Time varying macroprudential regulation: Some open issues
Time varying macroprudential regulation: Some open issues
Saturday, March 14, 2015: 10:20 AM
This note discusses some critical issues in the setting dynamic of macroprudential regulation. The first critical issue is that the rationales underlying the implementation of dynamic measures are not completely clear and consistent. The overall aim of these measures is obviously to reduce the level of systemic risk, by dealing with the potential externality and negative shocks on the system that the failure of one or few institutions or the correlation of shocks across institutions because of excessive swings in financial and real cycles might induce. The initial aim of countercyclical measures was to strengthen the resilience of financial institutions in downturns. This evolved into also targeting financial market booms and avoiding excessive gaps of asset prices (and supply) from their long term trends.

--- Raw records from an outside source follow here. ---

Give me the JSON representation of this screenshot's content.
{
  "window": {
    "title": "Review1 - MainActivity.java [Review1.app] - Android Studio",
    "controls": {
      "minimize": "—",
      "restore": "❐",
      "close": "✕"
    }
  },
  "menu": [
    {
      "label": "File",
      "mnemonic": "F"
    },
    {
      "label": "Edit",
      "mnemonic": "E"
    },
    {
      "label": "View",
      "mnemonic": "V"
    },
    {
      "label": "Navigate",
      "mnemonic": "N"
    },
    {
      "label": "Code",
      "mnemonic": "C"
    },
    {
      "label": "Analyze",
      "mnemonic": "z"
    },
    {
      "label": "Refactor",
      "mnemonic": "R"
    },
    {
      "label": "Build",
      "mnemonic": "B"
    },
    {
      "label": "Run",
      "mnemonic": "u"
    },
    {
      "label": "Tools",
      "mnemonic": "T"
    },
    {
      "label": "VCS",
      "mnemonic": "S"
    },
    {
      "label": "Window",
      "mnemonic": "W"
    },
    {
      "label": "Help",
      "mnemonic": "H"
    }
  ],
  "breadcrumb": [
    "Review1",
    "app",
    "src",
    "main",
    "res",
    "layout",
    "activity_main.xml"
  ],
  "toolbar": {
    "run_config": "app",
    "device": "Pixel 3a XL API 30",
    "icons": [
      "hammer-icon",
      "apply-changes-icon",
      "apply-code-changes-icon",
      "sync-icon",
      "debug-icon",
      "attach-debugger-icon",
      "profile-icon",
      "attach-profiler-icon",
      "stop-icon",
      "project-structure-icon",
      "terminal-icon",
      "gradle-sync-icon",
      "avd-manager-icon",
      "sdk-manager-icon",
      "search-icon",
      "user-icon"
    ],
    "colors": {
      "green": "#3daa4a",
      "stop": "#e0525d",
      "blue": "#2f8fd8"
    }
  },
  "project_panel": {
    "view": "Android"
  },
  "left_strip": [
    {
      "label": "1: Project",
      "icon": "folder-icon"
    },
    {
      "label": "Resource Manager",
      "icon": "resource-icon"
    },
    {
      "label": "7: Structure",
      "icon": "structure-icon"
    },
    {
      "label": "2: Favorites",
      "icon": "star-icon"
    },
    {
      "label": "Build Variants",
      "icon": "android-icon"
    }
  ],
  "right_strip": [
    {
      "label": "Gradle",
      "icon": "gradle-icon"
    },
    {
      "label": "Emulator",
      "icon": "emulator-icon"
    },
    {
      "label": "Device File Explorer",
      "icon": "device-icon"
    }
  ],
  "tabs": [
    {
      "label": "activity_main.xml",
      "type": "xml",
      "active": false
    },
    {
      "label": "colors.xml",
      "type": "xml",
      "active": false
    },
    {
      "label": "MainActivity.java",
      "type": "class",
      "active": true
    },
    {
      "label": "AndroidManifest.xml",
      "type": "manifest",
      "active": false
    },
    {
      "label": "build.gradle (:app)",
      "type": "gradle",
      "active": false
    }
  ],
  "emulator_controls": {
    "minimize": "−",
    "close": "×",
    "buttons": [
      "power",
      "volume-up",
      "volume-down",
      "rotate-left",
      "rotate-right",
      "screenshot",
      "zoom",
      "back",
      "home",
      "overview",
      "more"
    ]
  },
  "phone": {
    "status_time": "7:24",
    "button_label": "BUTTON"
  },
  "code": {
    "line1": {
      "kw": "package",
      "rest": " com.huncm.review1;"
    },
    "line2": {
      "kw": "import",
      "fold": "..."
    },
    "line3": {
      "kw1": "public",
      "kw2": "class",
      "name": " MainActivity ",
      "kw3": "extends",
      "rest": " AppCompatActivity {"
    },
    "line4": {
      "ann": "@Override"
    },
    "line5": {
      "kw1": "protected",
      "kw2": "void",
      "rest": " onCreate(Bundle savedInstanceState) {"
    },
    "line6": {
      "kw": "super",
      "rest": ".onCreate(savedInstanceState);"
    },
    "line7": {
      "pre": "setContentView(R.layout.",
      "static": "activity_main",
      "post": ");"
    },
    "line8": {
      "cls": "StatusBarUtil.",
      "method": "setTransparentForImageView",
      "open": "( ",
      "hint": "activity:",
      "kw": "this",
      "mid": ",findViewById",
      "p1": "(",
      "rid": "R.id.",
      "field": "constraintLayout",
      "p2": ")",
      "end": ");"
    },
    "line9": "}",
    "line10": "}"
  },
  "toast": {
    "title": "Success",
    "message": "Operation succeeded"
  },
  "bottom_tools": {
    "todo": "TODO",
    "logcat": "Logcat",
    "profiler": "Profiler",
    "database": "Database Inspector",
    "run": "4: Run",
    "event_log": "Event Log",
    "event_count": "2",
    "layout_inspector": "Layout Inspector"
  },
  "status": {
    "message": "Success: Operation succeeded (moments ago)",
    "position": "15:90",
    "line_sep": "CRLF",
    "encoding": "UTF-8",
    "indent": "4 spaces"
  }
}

These two objectives can of course be reconciled within a single policy framework, as far as CCBs are able to be activated symmetrically in upturns as well as in downturns. The increasing focus on financial stability and bubbles implies that much more attention has been given on rules for the building up of capital in upturns than for its release in downturns. The second critical issue relates to the discretionality in applying these measures. It is indeed evident that countercyclical measures cannot be just triggered automatically when indicators reach pre-defined thresholds. On the other hand, large discretion on behalf of the regulator creates much uncertainty in the financial market, particularly because CCBs are ‘slow release’ measures, as it takes time to implement them. The third critical issue pertains to the identification of the indicators to be used to activate the time varying measures. There is still lack of a consensus on a common framework for setting CCBs, particularly for what concerns the set of indicators that should trigger the dynamic measures proposed by the academic literature and by policy documents. The fourth critical issue relates to how such indicators, once identified, should be used and especially how critical triggers should activate or repeal the dynamic measures. Once indicators have been identified, their use in triggering time varying measures is far from obvious. The fifth issue concerns the coordination of macro polices among countries, since the actual implementation of the common regulatory framework can generate very different sets of rules and provisions.